The move, effective 1 January 2021, follows last month's decision by the Serbian government to distribute wine-import quotas from the EU with preferential rates for 2021, according to a report in Vecernji Novosti.
The wine import quotas have been set at 625,000 litres per quarter.
In the first three quarters of 2021, a single importer can import a maximum of 15% of the total quarterly quota.
The final quarter is exempt from this decision.
If import volumes do not reach 15% of the quarterly quota, they will be added to the 15% threshold in the subsequent quarter, the report said.
Earlier, the online publication also reported that Lidl imported 140 truckloads of wine from the EU last June, which amounted to 70% of the overall annual quota. and following this move, other importers were restricted in importing wine from the EU.
As a result, the price of wine increased by up to 30%, and sales dropped by more than 40%.

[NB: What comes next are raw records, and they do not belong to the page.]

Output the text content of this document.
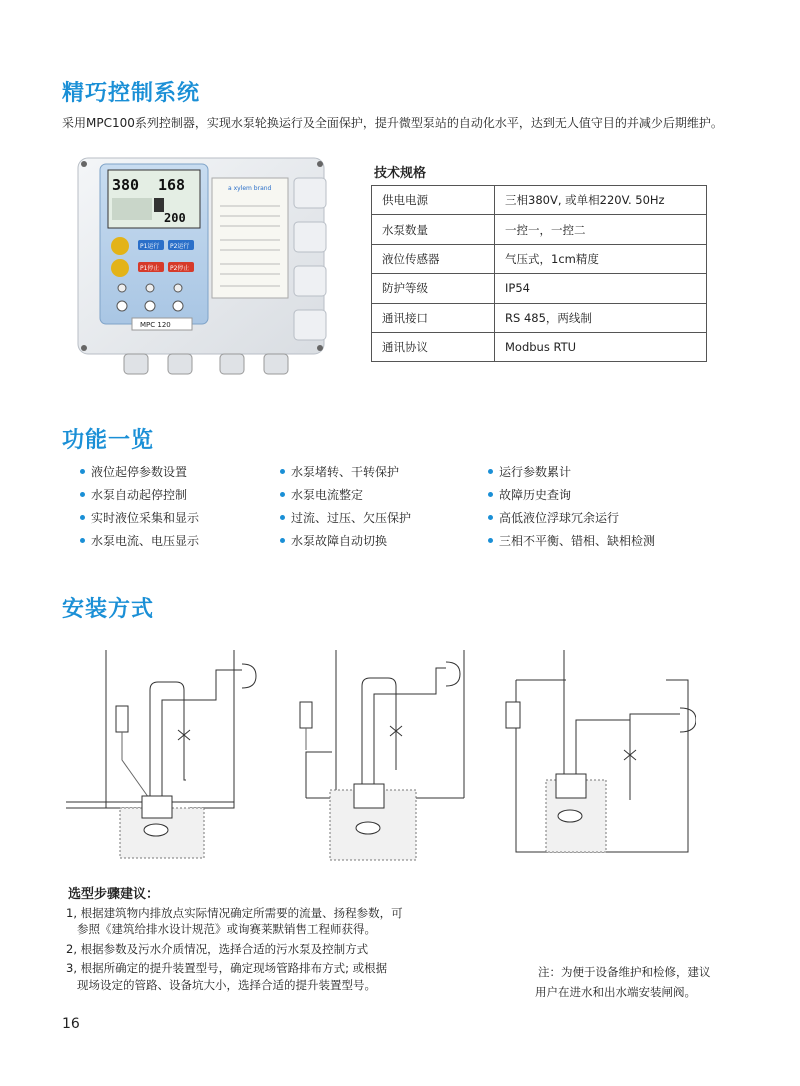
精巧控制系统
采用MPC100系列控制器，实现水泵轮换运行及全面保护，提升微型泵站的自动化水平，达到无人值守目的并减少后期维护。
380 168
200
P1运行 P2运行
P1停止 P2停止
MPC 120
a xylem brand
技术规格
供电电源	三相380V, 或单相220V. 50Hz
水泵数量	一控一，一控二
液位传感器	气压式，1cm精度
防护等级	IP54
通讯接口	RS 485，两线制
通讯协议	Modbus RTU
功能一览
液位起停参数设置	水泵堵转、干转保护	运行参数累计
水泵自动起停控制	水泵电流整定	故障历史查询
实时液位采集和显示	过流、过压、欠压保护	高低液位浮球冗余运行
水泵电流、电压显示	水泵故障自动切换	三相不平衡、错相、缺相检测
安装方式
选型步骤建议：
1, 根据建筑物内排放点实际情况确定所需要的流量、扬程参数，可
参照《建筑给排水设计规范》或询赛莱默销售工程师获得。
2, 根据参数及污水介质情况，选择合适的污水泵及控制方式
3, 根据所确定的提升装置型号，确定现场管路排布方式; 或根据
现场设定的管路、设备坑大小，选择合适的提升装置型号。
注：为便于设备维护和检修，建议
用户在进水和出水端安装闸阀。
16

Dusko Marjanovic, the president of the Trade Sector in the Union of Employers of Serbia, confirmed that the annual quota was bought and that customs duties have been paid on wine since then, the report added.
The quota of 2.5 million litres of wine that can be bought without paying customs duty is based on the Stabilization and Association Agreement between the EU and Serbia.
'Wine Market In Order'
Elsewhere, the Serbian Employers Association (UPS) expressed satisfaction with the government's decision and stated that "it puts the wine market in order and enables fair competition".
The Serbian government has published its 2021-2031 strategy aimed to develop wine-making and vine-growing.
Although there is great potential for growing vines in Serbia, the economic crisis and the loss of the market during the 1990s led to a reduction in cultivation area.
According to data from 2018, vineyards are spread across 20,466 hectares in Serbia, with an average size of only 0.34 hectares. This significantly increases the total cost of grape production.
Low Vineyard Density
As Serbia has one of the lowest vineyard densities in Europe (0.1%), imported wines account for over 60% of total wine sales.
The strategy should enable Serbia to expand its vineyards, boost the share of domestic wine in the Serbian market by over 30%, increase domestic wine exports and develop wine and rural tourism.
According to estimates by the Association of Winemakers and Winegrowers of Serbia, the area of vineyards should increase from 7,000 to 25,000 hectares per year, over the next decade.
The body also expects wine production to grow from 30 million to 100 million litres annually.